4.2. IMPLEMENTATION OF THE INTERVENTION
The compulsory registration of all clinical trials is widely regarded as an essential step towards ensuring that health care decisions can be made on the basis of complete and unbiased data. Medical journals have taken a lead in efforts to achieve this, and since July 2005, journals that adhere to the guidelines of the International Committee of Medical Journal Editors (ICMJE) will consider reports of clinical trials only if the trials were registered before patient enrolment began (4).
The World Health Organization has also taken an active role in promoting and setting standards for trial registration, and now provides a search portal to the data in clinical trial registries that meet the WHO Registry Criteria (5). Indeed, WHO has gone a step further by proposing that the findings of all clinical trials must be made publicly available (6). How this can be achieved in practice is still under discussion.
The compulsory use of such trial registries, and the public availability of all results, will have implications beyond the preparation of systematic reviews. Researchers, ethics committees, institutional review boards and others with an interest in obtaining an overview of the clinical trials carried out and ongoing in a particular field will also benefit.
4.3. IMPLICATIONS FOR RESEARCH
In addition to the possible link between trial findings and publication, the review also looked at other potential risk factors affecting publication, including funding mechanism, investigator rank, and sex of the principal investigator. However, each of these factors was considered by only one of the studies included in the review. There is clearly scope here for more research into the various types of bias that can affect publication of clinical trial results (7). The review also highlighted the selective reporting of trial outcomes as a substantial problem that merits further research.
Only one study had asked the trial investigators the reasons for not publishing certain results. The majority of responses related to lack of time, operational problems, or the fact that the results were not interesting. There seemed to be no reference to rejection of papers by journals, but this could have been related to the way the question was asked. In any case, more work to identify the reasons for publishing or not publishing trial reports is warranted.
Finally, the situation in developing countries, particularly those with a rapidly expanding pharmaceutical sector and research community, warrants specific attention.
- Hopewell S, Loudon K, Clarke MJ, Oxman AD, Dickersin K. Publication bias in clinical trials due to statistical significance or direction of trial results. Cochrane Database of Systematic Reviews 2009;Issue 1. Art. No.: MR000006; DOI: 10.1002/14651858.MR000006.pub3.
- Chalmers I. Underreporting research is scientific misconduct. Journal of the American Medical Association 1990;263:1405-1408.
- Zielinski C. New equities of information in an electronic age. British Medical Journal 1995;310:1480-1481.
- De Angelis C, Drazen JM, Frizelle FA, Haug C, Hoey J, Horton R, et al. Clinical trial registration: a statement from the International Committee of Medical Journal Editors. The Lancet 2004;364: 911-912.

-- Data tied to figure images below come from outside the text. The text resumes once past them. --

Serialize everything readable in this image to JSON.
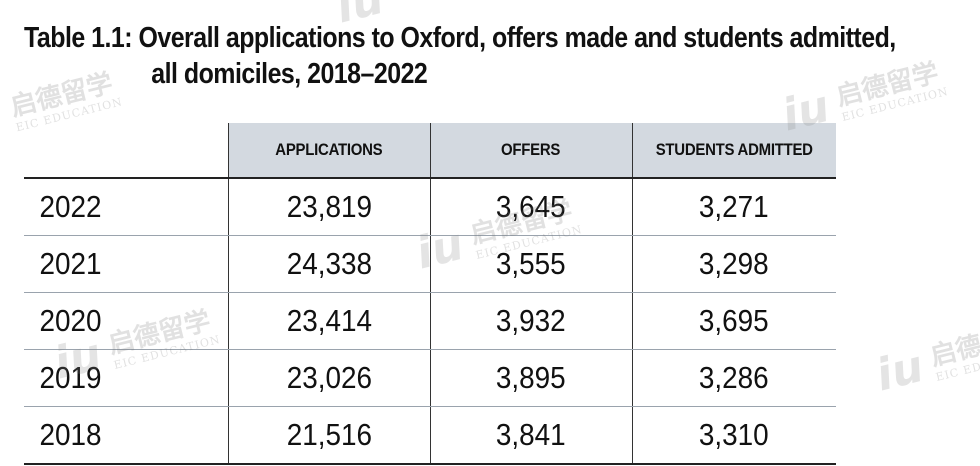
{
  "title": {
    "label": "Table 1.1:",
    "line1": "Overall applications to Oxford, offers made and students admitted,",
    "line2": "all domiciles, 2018–2022"
  },
  "table": {
    "headers": [
      "",
      "APPLICATIONS",
      "OFFERS",
      "STUDENTS ADMITTED"
    ],
    "rows": [
      {
        "year": "2022",
        "applications": "23,819",
        "offers": "3,645",
        "admitted": "3,271"
      },
      {
        "year": "2021",
        "applications": "24,338",
        "offers": "3,555",
        "admitted": "3,298"
      },
      {
        "year": "2020",
        "applications": "23,414",
        "offers": "3,932",
        "admitted": "3,695"
      },
      {
        "year": "2019",
        "applications": "23,026",
        "offers": "3,895",
        "admitted": "3,286"
      },
      {
        "year": "2018",
        "applications": "21,516",
        "offers": "3,841",
        "admitted": "3,310"
      }
    ]
  },
  "watermark": {
    "cn": "启德留学",
    "en": "EIC EDUCATION",
    "mark": "iu"
  },
  "colors": {
    "header_bg": "#d3d9e0",
    "text": "#111111",
    "rule": "#222222"
  }
}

- International Clinical Trials Registry Platform Search Portal. Geneva: World Health Organization. http://www.who.int/ictrp/search/en (accessed 10 June 2009).

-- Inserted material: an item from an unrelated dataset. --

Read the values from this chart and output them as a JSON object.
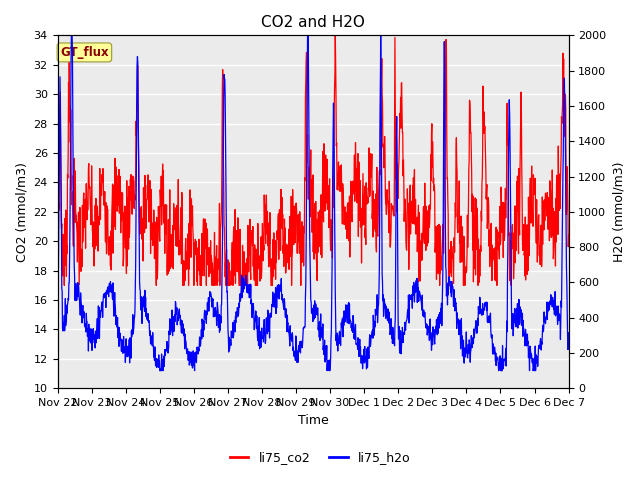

- Ghersi D, Clarke M, Berlin J, Gülmezoglu AM, Kush R, Lumbiganon P, et al. Reporting the findings of clinical trials: a discussion paper. Bulletin of the World Health Organization 2008;86:492-493.
- Cochrane Bias Methods Group. Types of bias. www.chalmersresearch.com/bmg/types_bias.html (accessed 10 June 2009).
This document should be cited as: Butler P. Publication bias in clinical trials due to statistical significance or direction of trial results: RHL commentary (last revised: 1 July 2009). The WHO Reproductive Health Library; Geneva: World Health Organization.